Batch Vision Processing
Process multiple images:
# Submit 100 image jobs
for img in photos/*.jpg; do
wrk ./workspace "Caption this image" --image "$img" >> jobs.txt
done
# Check progress
ls ./workspace/output/ | wc -l
# Collect all results
for job in $(cat jobs.txt); do
echo "=== $job ==="
flw ./workspace $job
done
Vision processing is serialized with a mutex to prevent corruption.
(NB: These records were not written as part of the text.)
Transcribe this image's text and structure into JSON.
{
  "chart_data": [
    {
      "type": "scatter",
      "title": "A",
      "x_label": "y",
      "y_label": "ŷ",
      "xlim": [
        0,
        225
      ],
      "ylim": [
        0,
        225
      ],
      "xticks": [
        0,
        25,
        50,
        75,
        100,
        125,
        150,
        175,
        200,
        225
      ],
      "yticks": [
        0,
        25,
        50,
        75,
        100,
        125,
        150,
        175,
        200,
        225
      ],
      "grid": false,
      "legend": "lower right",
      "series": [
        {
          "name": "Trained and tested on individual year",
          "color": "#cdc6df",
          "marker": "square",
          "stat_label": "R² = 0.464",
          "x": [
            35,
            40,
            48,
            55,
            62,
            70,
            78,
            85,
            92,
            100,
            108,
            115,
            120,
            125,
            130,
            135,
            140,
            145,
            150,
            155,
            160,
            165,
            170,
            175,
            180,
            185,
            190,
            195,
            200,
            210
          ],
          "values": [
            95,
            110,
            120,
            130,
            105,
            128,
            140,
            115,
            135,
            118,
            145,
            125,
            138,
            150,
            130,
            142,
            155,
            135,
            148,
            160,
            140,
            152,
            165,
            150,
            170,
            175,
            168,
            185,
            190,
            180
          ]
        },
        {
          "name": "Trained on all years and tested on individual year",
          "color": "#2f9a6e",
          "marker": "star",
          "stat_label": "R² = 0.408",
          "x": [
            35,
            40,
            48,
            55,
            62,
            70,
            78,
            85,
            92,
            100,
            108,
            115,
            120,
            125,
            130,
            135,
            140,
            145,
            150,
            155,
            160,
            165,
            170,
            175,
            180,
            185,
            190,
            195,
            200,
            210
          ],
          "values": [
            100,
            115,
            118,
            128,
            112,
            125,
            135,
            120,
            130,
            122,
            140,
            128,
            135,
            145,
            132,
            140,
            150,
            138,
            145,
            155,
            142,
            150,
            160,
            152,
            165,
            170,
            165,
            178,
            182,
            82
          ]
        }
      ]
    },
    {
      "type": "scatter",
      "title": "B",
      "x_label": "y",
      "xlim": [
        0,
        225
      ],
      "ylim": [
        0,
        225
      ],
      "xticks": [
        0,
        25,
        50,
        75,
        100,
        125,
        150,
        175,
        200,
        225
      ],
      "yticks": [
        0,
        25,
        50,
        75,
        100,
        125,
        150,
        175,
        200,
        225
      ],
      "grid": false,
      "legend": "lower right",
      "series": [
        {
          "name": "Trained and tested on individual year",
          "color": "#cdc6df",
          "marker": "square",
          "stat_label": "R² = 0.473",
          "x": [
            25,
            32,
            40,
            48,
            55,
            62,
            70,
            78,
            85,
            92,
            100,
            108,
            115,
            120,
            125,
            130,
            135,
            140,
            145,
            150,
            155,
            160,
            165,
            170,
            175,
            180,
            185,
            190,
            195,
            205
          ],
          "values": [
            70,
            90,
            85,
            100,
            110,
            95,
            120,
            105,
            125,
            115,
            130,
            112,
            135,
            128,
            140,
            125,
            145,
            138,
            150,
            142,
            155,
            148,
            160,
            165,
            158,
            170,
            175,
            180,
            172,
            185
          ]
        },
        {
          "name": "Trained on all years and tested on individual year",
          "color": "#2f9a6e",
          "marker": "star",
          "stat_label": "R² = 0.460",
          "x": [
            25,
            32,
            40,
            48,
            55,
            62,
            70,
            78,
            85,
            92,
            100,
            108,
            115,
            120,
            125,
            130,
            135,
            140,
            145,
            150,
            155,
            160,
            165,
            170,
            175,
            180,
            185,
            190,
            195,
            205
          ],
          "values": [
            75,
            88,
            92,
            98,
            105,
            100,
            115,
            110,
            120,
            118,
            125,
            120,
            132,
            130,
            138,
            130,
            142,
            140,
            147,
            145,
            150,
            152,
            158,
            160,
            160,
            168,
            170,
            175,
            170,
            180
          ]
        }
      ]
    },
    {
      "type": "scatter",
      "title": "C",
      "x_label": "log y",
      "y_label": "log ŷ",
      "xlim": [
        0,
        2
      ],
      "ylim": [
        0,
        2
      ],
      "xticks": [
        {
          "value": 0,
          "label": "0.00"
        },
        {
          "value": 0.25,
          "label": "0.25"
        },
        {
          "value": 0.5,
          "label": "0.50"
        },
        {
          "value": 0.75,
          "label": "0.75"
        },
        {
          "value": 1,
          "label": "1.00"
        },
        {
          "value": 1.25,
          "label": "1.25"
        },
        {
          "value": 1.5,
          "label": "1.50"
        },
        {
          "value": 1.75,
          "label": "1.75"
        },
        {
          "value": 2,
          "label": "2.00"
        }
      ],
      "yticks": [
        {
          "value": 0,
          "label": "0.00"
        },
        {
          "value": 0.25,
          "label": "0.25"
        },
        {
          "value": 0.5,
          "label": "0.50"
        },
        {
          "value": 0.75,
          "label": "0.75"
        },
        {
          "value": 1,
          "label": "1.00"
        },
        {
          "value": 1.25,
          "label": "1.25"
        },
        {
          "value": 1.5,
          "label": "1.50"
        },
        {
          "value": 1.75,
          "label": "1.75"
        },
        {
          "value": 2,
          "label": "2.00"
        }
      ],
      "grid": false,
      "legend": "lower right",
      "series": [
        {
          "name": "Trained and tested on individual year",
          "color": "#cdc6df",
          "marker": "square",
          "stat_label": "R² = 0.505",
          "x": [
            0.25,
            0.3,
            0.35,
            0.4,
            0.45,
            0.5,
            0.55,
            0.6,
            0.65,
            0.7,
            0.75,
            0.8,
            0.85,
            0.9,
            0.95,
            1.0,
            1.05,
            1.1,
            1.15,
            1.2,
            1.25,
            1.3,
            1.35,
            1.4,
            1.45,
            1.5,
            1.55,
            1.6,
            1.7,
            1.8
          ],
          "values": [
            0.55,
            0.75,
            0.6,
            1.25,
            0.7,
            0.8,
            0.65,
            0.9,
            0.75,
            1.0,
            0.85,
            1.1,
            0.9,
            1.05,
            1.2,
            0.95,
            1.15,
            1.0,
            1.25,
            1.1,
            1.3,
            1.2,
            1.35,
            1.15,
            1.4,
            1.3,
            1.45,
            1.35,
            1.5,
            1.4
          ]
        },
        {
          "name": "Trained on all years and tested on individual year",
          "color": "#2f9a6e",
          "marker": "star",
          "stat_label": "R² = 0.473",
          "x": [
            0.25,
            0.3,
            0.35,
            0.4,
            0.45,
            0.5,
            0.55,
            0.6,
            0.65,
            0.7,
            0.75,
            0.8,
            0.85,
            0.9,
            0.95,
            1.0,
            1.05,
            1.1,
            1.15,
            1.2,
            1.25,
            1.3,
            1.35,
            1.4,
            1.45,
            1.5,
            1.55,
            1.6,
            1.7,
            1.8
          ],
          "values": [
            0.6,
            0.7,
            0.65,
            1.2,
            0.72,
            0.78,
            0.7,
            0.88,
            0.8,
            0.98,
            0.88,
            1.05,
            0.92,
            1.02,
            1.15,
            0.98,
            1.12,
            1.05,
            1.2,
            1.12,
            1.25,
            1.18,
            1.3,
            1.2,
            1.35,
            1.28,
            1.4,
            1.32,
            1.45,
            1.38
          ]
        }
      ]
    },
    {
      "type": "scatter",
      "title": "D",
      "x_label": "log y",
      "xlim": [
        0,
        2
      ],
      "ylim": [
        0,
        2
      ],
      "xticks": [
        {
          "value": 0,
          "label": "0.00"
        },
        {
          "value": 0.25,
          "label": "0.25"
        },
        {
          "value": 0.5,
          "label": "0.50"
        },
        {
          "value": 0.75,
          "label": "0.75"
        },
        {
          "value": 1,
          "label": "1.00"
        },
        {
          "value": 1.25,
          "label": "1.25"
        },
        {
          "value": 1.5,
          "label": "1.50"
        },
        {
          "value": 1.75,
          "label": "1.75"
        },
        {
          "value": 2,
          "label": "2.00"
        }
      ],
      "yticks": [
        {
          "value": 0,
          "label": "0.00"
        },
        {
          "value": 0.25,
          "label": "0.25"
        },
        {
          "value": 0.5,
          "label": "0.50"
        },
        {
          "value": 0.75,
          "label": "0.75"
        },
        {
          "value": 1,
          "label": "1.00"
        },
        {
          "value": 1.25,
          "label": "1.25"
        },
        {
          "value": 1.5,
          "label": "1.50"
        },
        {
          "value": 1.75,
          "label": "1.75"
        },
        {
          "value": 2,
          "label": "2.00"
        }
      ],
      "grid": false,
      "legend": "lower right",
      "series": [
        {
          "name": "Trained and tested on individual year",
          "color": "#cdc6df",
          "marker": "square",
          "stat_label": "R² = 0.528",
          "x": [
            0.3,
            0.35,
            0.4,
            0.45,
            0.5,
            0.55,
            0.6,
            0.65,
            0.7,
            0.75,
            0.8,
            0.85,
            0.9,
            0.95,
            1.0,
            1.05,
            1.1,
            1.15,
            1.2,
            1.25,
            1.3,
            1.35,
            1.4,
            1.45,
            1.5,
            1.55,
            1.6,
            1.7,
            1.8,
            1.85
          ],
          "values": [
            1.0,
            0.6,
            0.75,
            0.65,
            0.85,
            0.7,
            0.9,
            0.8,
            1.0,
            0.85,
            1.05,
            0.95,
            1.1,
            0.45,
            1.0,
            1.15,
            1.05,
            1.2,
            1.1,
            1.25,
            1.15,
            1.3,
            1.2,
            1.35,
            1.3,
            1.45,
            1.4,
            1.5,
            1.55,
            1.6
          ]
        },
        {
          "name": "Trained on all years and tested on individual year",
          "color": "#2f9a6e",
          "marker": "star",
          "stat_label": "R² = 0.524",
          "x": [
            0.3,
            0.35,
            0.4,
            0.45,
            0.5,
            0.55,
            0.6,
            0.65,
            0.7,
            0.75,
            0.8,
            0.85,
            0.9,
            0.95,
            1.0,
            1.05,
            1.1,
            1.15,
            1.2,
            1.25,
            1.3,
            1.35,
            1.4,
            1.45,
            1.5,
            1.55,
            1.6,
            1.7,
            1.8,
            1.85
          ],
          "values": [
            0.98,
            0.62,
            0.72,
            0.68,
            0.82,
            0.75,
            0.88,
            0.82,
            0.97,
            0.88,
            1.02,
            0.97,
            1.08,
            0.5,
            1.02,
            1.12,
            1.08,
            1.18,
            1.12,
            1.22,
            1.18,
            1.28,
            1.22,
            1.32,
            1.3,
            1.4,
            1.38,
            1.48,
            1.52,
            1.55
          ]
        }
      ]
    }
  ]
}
Jobs queue up and run sequentially, even with multiple workers.
Multi-Image Jobs
Pass multiple images to a single job:
wrk ./workspace "Compare these images" \
--image photo1.jpg \
--image photo2.jpg \
--image photo3.jpg
The model receives all images in context.
Vision + Text Workflows
Combine vision analysis with text processing:
# Analyze image
caption=$(wrk ./ws-vision "Describe this image" --image photo.jpg | xargs flw ./ws-vision)
# Use result in text task
wrk ./ws-text "Write a story about: $caption"
Route to different workspaces for specialized models:
nrvnad qwen-vl.gguf ./ws-vision &
nrvnad llama-3.gguf ./ws-text &
Job Types
From work.hpp:15-19:
enum class JobType : uint8_t {
Text = 0,
Embed = 1,
Vision = 2
};
Vision jobs are automatically assigned JobType::Vision when images are provided.
Configuration
Tune vision model performance:
# Large context for detailed analysis
export NRVNA_MAX_CTX=16384
# Fewer workers (vision is serialized)
export NRVNA_WORKERS=2
# GPU acceleration
export NRVNA_GPU_LAYERS=99
nrvnad qwen-vl.gguf ./workspace
Tips
- mmproj auto-detection — name it
<model>-mmproj.gguf
- Serialized execution — vision jobs run one at a time
- Image formats — supports JPEG, PNG, and other common formats
- Context overhead — images consume significant context tokens
- Workspace routing — dedicate a workspace to vision tasks